Bytemotion provides services to businesses. The site is not directed at users under 13, and we do not knowingly collect personal data from children. If you believe a child has submitted the form, contact us and we will delete the record.

Please don’t put sensitive personal data — race, religion, political views, sexual orientation, health, biometric or genetic data, criminal record — into the contact form. The form is meant for project briefs.

If your project genuinely involves sensitive data (for example, a healthcare app), mention the topic in general terms and we’ll arrange a more appropriate intake channel before you share specifics.

We do not use automated decision-making or profiling on your data.
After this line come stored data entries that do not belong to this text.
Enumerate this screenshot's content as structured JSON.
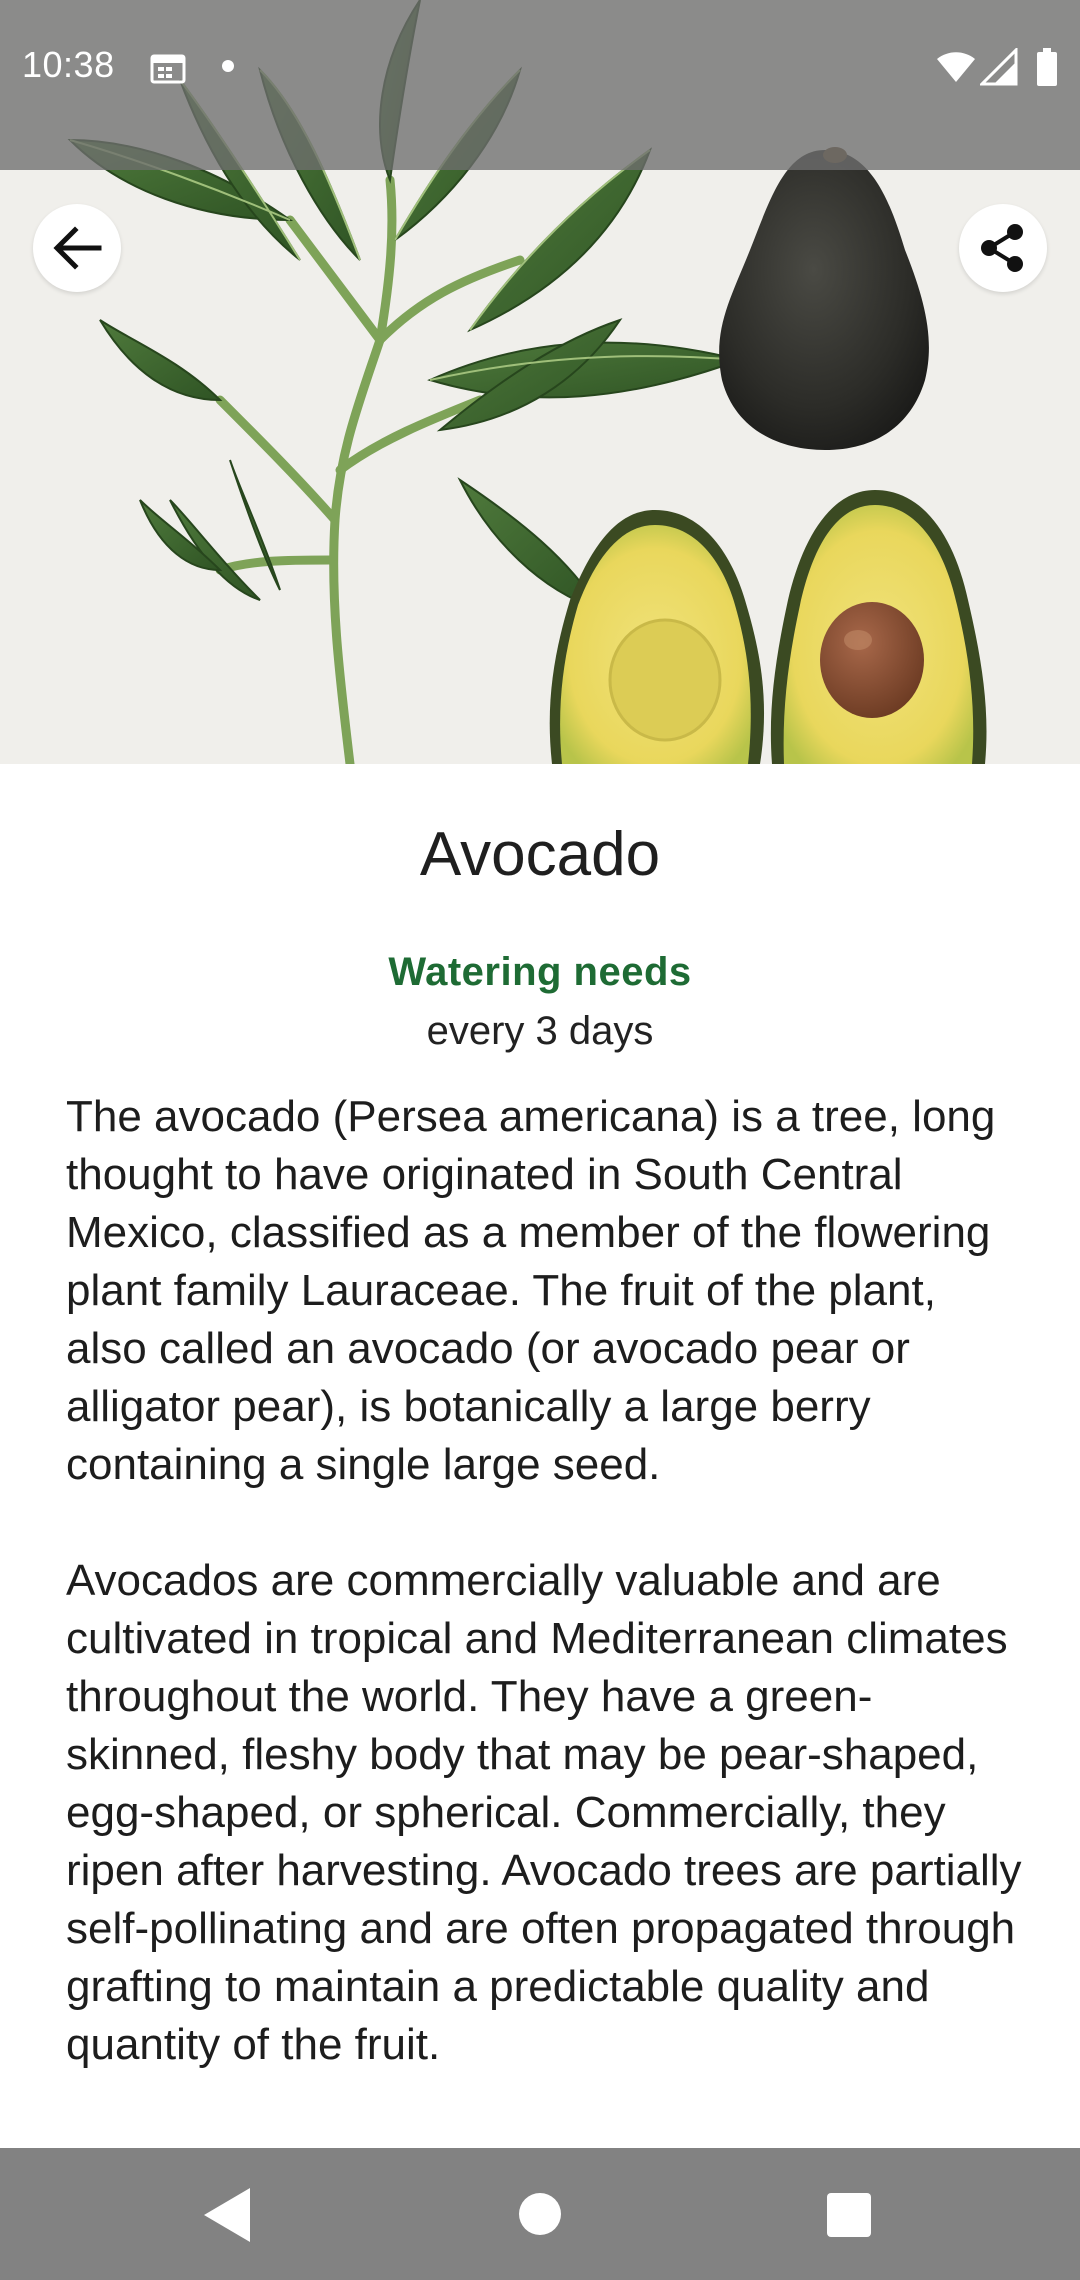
{
  "status_bar": {
    "time": "10:38",
    "icons": [
      "calendar-icon",
      "notification-dot-icon",
      "wifi-icon",
      "cellular-signal-icon",
      "battery-icon"
    ]
  },
  "hero": {
    "subject": "avocado-photo",
    "back_icon": "arrow-back-icon",
    "share_icon": "share-icon"
  },
  "plant": {
    "name": "Avocado",
    "watering_label": "Watering needs",
    "watering_value": "every 3 days",
    "description": "The avocado (Persea americana) is a tree, long thought to have originated in South Central Mexico, classified as a member of the flowering plant family Lauraceae. The fruit of the plant, also called an avocado (or avocado pear or alligator pear), is botanically a large berry containing a single large seed.\n\nAvocados are commercially valuable and are cultivated in tropical and Mediterranean climates throughout the world. They have a green-skinned, fleshy body that may be pear-shaped, egg-shaped, or spherical. Commercially, they ripen after harvesting. Avocado trees are partially self-pollinating and are often propagated through grafting to maintain a predictable quality and quantity of the fruit."
  },
  "nav_bar": {
    "icons": [
      "nav-back-icon",
      "nav-home-icon",
      "nav-recents-icon"
    ]
  },
  "colors": {
    "accent": "#1e6b34",
    "status_bar": "#6e6e6e",
    "nav_bar": "#787878"
  }
}
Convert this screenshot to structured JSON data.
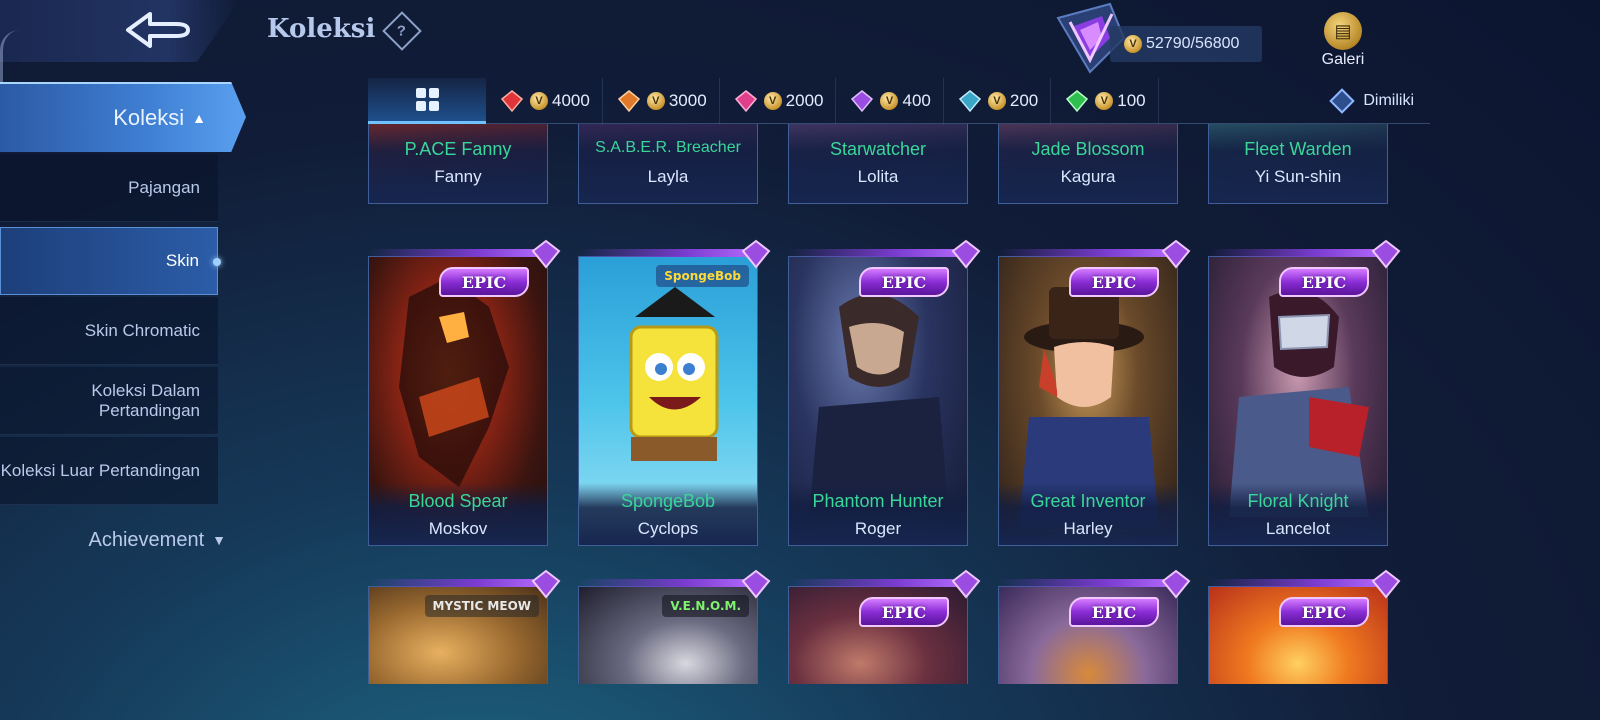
{
  "header": {
    "title": "Koleksi",
    "points_current": "52790",
    "points_total": "56800",
    "galeri_label": "Galeri"
  },
  "sidebar": {
    "main_label": "Koleksi",
    "items": [
      {
        "label": "Pajangan"
      },
      {
        "label": "Skin"
      },
      {
        "label": "Skin Chromatic"
      },
      {
        "label": "Koleksi Dalam Pertandingan"
      },
      {
        "label": "Koleksi Luar Pertandingan"
      }
    ],
    "achievement_label": "Achievement"
  },
  "filters": {
    "tiers": [
      {
        "value": "4000",
        "color": "#e0343a"
      },
      {
        "value": "3000",
        "color": "#e07a2a"
      },
      {
        "value": "2000",
        "color": "#e0408a"
      },
      {
        "value": "400",
        "color": "#9a4de0"
      },
      {
        "value": "200",
        "color": "#3aa6c8"
      },
      {
        "value": "100",
        "color": "#2fbf4f"
      }
    ],
    "owned_label": "Dimiliki"
  },
  "cards_top": [
    {
      "skin": "P.ACE Fanny",
      "hero": "Fanny"
    },
    {
      "skin": "S.A.B.E.R. Breacher",
      "hero": "Layla"
    },
    {
      "skin": "Starwatcher",
      "hero": "Lolita"
    },
    {
      "skin": "Jade Blossom",
      "hero": "Kagura"
    },
    {
      "skin": "Fleet Warden",
      "hero": "Yi Sun-shin"
    }
  ],
  "cards_mid": [
    {
      "skin": "Blood Spear",
      "hero": "Moskov",
      "badge": "EPIC"
    },
    {
      "skin": "SpongeBob",
      "hero": "Cyclops",
      "badge": ""
    },
    {
      "skin": "Phantom Hunter",
      "hero": "Roger",
      "badge": "EPIC"
    },
    {
      "skin": "Great Inventor",
      "hero": "Harley",
      "badge": "EPIC"
    },
    {
      "skin": "Floral Knight",
      "hero": "Lancelot",
      "badge": "EPIC"
    }
  ],
  "cards_bottom": [
    {
      "badge": ""
    },
    {
      "badge": ""
    },
    {
      "badge": "EPIC"
    },
    {
      "badge": "EPIC"
    },
    {
      "badge": "EPIC"
    }
  ]
}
Every email you send us is read by a person who decides whether and how to reply.

We use your contact details only to reply to your enquiry. We will not add you to a newsletter, marketing list, or sales sequence without your separate, explicit opt-in. If we ever introduce a newsletter, subscribing will require ticking a box — never automatic.

If we become aware of a personal-data breach that is likely to affect you, we will notify you and the Thai Personal Data Protection Committee (PDPC) within 72 hours of becoming aware, as required by PDPA §37.

When we update this policy, we will bump the “Last updated” date at the top of this page. Material changes (anything that meaningfully expands what we collect or how we use it) will get a notice posted at the top of this page for at least 30 days.

Privacy questions, deletion requests, complaints: hello@bytemotion.co (subject: “Data request”).

For the Thai-language data subject request form, write to us in Thai — we reply in either language.